Авраам Шлёнский - Избранные стихи
Я сам исступление страстно тоскующее
о грядущей метаморфозе —
о другом человеке.
Перевод А. Кобринского
ПОСЛЕ ПРАЗДНИКА /Перевод А. Кобринского/
Кипарис похож на ритуальную ветку пальмы.
Солнце похоже на обмотанный ватой цитрон.
Мир похож на шалаш в послепраздничный день.
Ветер сдувает с этого сооружения зелень — он
на его костлявую оболочку наскакивает,
ударяет кулаками ноябрьского косноязычия:
пришло, мол, время идти на слом.
И я — оплакиваю:
священного и светского сложившееся различие.
Перевод А. Кобринского
ОТКРОВЕНИЕ /Перевод Б. Камянова/
…А отрок остался служить Господу при Илии священнике. Сыновья же Илии были люди негодные… Илия же был весьма стар…
I Самуил 2:11,12,22
Слышу, меня зовут.
Голос в ночи звучит.
— Кто тут? —
Молчит...
Эли сказал:
«Сынок!
Это — не Божий глас.
Я уже не пророк.
Зренье ушло из глаз».
Снова зовут меня.
Голос в ночи суров.
Как же осмелюсь я
Ответить, что я готов?
Полночь. Эли рыдает. Слышу его стенанья:
«Сыновья мои... сыновья...», —
И вот я уже согнулся под тяжестью мирозданья.
Отныне за всё сущее
Ответственен я.
Я знал, что Господь явится в раскатах грозовой полночи
И в небе заблещут молнии, словно осколки лун.
Я знал, что Эли состарился.
Что сыновья его — сволочи.
А я еще слишком юн.
Но ранена в сердце Вселенная и истекает кровью.
Великий Господь услышал мира предсмертный храп.
И я отвечаю Господу с надеждою и любовью:
— Господи, Господи, ибо
Слышит Тебя Твой раб!
Перевод Б. Камянова
ТОЛЬКО В ЭТОТ РАЗ /Перевод Б. Камянова/
Давно так не было. Давно. Быть может, никогда.
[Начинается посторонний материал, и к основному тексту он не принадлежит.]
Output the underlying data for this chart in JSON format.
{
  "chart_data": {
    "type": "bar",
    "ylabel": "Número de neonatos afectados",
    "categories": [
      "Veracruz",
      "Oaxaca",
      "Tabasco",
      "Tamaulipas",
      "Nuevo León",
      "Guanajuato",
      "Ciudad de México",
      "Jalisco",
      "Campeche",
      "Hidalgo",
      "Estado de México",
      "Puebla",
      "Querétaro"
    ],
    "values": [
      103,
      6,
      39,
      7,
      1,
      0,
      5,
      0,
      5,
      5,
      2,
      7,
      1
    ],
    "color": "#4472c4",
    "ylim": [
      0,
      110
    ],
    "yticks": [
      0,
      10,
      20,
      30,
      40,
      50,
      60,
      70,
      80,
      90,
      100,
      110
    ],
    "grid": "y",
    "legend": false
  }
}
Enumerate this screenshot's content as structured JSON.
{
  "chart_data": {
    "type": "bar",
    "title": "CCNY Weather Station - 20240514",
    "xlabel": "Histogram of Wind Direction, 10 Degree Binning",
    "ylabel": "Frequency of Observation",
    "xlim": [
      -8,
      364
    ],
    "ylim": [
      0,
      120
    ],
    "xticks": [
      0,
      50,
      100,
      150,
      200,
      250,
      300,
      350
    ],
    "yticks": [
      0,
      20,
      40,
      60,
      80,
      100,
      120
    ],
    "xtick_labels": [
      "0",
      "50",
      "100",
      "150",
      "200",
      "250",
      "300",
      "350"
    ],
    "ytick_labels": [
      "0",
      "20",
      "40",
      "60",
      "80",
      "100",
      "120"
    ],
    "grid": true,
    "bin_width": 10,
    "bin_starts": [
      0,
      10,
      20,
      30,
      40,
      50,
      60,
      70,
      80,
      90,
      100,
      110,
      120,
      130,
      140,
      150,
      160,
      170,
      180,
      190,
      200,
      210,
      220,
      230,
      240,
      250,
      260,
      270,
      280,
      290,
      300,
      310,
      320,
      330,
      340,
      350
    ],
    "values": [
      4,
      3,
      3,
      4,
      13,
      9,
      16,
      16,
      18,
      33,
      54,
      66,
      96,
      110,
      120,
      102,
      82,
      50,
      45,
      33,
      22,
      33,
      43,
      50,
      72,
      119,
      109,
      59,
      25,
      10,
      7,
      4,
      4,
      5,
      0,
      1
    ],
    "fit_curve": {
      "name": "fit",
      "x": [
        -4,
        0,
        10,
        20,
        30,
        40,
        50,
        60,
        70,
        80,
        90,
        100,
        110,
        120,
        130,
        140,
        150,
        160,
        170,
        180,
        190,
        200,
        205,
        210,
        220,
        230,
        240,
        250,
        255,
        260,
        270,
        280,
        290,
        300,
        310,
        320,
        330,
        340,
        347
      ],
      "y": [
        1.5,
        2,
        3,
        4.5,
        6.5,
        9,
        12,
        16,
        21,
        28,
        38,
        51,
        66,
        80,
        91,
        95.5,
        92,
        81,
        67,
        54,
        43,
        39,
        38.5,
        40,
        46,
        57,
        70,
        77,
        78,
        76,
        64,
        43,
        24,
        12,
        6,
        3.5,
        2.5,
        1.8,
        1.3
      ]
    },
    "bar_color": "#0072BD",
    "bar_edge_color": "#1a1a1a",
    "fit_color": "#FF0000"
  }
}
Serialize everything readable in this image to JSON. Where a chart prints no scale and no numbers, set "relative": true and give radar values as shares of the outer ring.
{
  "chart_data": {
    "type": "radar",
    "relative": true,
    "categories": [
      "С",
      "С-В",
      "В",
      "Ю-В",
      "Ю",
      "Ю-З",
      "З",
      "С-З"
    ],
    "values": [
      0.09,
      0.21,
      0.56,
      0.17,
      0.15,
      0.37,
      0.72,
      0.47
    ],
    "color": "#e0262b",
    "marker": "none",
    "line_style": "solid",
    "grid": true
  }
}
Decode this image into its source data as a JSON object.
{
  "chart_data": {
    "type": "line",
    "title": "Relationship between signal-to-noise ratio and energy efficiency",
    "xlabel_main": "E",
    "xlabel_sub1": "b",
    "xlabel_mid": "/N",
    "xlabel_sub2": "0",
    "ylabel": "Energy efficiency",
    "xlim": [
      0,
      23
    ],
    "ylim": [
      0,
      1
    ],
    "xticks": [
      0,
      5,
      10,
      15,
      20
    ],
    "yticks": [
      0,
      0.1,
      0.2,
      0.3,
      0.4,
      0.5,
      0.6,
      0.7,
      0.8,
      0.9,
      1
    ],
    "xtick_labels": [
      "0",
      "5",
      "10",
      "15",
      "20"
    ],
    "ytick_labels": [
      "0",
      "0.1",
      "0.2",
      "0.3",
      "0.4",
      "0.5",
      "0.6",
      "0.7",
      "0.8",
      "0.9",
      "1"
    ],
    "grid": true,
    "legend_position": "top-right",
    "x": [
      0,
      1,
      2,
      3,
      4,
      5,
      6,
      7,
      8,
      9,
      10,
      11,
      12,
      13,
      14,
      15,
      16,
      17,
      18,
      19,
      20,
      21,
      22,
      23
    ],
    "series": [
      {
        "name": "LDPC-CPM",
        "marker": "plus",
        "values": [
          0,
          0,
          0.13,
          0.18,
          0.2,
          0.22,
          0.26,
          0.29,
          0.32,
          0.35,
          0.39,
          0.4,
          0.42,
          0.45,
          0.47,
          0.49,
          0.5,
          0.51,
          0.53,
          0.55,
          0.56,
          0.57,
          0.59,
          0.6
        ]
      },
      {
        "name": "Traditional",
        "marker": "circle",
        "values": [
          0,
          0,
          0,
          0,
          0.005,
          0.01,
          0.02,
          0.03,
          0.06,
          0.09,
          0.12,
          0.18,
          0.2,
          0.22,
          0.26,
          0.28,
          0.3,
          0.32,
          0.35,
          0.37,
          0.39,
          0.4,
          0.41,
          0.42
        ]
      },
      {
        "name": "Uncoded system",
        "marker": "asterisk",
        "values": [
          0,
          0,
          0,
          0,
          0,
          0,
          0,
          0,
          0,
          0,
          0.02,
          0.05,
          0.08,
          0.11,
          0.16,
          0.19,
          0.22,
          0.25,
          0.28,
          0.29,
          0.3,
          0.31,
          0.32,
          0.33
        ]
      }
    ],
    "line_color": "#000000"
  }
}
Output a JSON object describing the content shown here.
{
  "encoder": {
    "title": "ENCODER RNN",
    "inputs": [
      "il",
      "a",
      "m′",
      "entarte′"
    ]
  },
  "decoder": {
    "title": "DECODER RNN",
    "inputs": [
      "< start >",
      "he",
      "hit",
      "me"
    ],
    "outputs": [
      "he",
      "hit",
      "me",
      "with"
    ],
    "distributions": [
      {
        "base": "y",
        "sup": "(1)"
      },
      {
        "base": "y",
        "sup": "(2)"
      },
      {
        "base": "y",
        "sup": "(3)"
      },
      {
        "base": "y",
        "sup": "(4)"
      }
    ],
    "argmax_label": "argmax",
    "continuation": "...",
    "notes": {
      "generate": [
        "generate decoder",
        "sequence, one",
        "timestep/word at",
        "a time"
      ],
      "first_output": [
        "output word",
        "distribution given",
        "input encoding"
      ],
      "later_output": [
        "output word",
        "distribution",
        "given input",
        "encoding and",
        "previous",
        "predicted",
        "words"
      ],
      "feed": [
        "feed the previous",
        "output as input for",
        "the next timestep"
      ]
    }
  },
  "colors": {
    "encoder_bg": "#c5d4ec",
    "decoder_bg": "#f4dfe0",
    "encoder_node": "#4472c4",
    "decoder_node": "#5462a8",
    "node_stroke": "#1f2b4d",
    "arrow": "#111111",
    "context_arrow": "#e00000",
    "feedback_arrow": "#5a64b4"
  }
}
Внезапно пробудилась плоть, и закипела кровь.
И вещи ожили вокруг, как легкие суда,
Что оторвались от земли и не причалят вновь.
И, как слепец прозревший, в мир уставилось окно,
Таинственный привет вдруг в воздухе повис.
И мнится мне, что мой июль уже давным-давно
Своей лобастою главой так не вздымался ввысь.
Внезапно ощутил предмет свою живую суть.
И каждый — самоуглублен и от прозренья пьян.
Так, в тайны собственной души сумевши заглянуть,
Деревья осознали вдруг секрет своих семян.
Как волей хорошо дышать! Как весело уметь
Вдох с выдохом чередовать, переходя на бег:
Рожденье — вдох, и выдох — смерть, и вновь: рожденье — смерть.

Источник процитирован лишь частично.